Is it ever quiet around your house? With teenagers and all of their friends coming in and out, a husband, a dog, a computer declaring “You’ve Got Mail” and the telephone, it is rarely quiet in my house. Organized chaos seems to be more the norm here.
I am very much a people person, so I used to hate the quiet. I am the one who thinks if two friends are fun, then twenty would be more fun. I love music and I would turn the radio on as soon as I got up in the mornings to catch the news and literally leave it on all day long without even thinking about it.
As many of you know, I’ve spent the last eighteen months writing a fiction book on the human sex trafficking of minors in Atlanta. After months of research and interviews, I spent countless hours alone at my computer working. In the process, I’ve come to love the quiet.
It wasn’t easy, mind you. I fought the idea of quiet through these months. Once I said out loud to an empty room, “The quiet is hurting my ears.” However, in the process of forced quiet, I’ve come to fall in love with it. Don’t get me wrong, I still need some music blasting, kids yelling for something they need downstairs from upstairs and the telephone ringing off the hook, but if I don’t have a time of quiet in my day, something just seems off.
Quiet time….people of faith talk about a quiet time, but when you ask them what a quiet time is you get various responses like: “It’s a time when I put on worship music and get before Jesus.” Others have said “It’s when I read a devotional or do my Bible study.” All of those things are great and I do them myself, but that isn’t really quiet time. Quiet time is the absence of noise…the absence of distractions…the absence of voices, including your own. It is in the quiet that we hear the gentle whisper of God.
The LORD said, “Go out and stand on the mountain in the presence of the LORD, for the LORD is about to pass by.” Then a great and powerful wind tore the mountains apart and shattered the rocks before the LORD, but the LORD was not in the wind.
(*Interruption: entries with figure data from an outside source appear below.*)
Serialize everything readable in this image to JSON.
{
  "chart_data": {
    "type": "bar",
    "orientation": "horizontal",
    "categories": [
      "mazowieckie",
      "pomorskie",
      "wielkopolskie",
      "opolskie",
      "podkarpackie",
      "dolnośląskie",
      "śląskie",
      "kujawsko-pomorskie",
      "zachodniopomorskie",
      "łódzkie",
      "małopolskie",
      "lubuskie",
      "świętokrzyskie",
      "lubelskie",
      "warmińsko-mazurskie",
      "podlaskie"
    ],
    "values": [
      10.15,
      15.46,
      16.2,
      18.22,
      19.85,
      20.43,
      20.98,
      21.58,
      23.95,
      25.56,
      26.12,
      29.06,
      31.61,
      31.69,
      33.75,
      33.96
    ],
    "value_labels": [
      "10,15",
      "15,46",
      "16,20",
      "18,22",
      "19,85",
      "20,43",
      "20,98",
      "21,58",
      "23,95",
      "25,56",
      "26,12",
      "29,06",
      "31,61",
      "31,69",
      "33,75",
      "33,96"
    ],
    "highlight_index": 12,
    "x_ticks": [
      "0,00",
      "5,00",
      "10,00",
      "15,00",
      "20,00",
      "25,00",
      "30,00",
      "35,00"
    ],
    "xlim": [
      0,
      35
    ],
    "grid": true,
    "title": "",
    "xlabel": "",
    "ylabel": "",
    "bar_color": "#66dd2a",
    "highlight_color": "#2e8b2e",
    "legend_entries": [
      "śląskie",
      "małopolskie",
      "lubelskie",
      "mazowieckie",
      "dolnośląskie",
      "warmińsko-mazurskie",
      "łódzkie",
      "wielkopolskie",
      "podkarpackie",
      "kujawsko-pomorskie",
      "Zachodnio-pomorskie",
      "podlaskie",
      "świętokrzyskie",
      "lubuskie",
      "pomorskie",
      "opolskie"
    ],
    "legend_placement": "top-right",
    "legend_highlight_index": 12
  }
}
After the wind there was an earthquake, but the LORD was not in the earthquake. After the earthquake came a fire, but the LORD was not in the fire. And after the fire came a gentle whisper. [1 Kings 19:11-12]
God is always speaking, but we aren’t always listening. We are distracted by our world and we miss Him quite often. Hearing God speak doesn’t have to be the exception. It can be the norm, but we must get quiet, which is more than just the turning the radio off. We must quiet ourselves before Him. Shhhhhh. Can you hear it? Are you listening?